Trois heures disparaissent. Ton café est froid. Quelqu'un t'a appelé par ton nom, et tu ne l'as pas entendu. Tu ne pouvais pas t'arrêter même si tu le voulais.


Trois heures disparaissent. Ton café est froid. Quelqu'un t'a appelé par ton nom, et tu ne l'as pas entendu. Tu ne pouvais pas t'arrêter même si tu le voulais.

C'est l'hyperfocalisation, un état de concentration intense qui bloque presque tout le reste. Tout le monde peut en faire l'expérience, mais pour les personnes atteintes de TDAH, ces épisodes sont plus fréquents, plus intenses et plus difficiles à quitter.

Le paradoxe

Le TDAH se définit par la difficulté à maintenir l'attention. Alors comment le même cerveau peut-il se verrouiller sur quelque chose pendant des heures ? L'attention dans le TDAH est guidée par l'intérêt plutôt que par la priorité. Quand une tâche est suffisamment stimulante, le cerveau ne fait pas que se concentrer.
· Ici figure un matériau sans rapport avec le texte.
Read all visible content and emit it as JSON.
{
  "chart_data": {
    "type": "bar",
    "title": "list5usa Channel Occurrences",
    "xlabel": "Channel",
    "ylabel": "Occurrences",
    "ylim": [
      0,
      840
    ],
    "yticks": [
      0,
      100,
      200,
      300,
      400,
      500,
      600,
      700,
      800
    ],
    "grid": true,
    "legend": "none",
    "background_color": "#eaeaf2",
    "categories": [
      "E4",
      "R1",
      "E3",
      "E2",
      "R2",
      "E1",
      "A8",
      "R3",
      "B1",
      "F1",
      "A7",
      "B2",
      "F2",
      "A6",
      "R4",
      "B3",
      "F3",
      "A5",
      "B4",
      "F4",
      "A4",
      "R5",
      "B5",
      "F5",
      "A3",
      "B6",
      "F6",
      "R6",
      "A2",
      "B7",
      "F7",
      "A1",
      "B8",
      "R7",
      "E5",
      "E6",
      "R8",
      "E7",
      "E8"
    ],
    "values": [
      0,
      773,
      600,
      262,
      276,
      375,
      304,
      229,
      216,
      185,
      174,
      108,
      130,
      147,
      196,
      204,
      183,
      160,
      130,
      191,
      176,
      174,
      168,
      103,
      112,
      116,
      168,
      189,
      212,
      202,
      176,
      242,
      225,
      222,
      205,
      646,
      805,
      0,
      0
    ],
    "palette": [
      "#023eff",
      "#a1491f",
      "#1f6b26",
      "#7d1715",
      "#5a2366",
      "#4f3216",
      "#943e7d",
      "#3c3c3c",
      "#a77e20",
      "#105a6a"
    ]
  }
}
Il se surconcentre, filtrant la faim, le temps et les autres personnes entièrement.

Une étude EEG menée sur des adultes atteints de TDAH pendant des sessions de jeu a révélé une activité réduite des ondes alpha et bêta frontales, des rythmes cérébraux associés à l'effort de concentration. Leurs cerveaux travaillaient moins fort, pas plus. La concentration était automatique.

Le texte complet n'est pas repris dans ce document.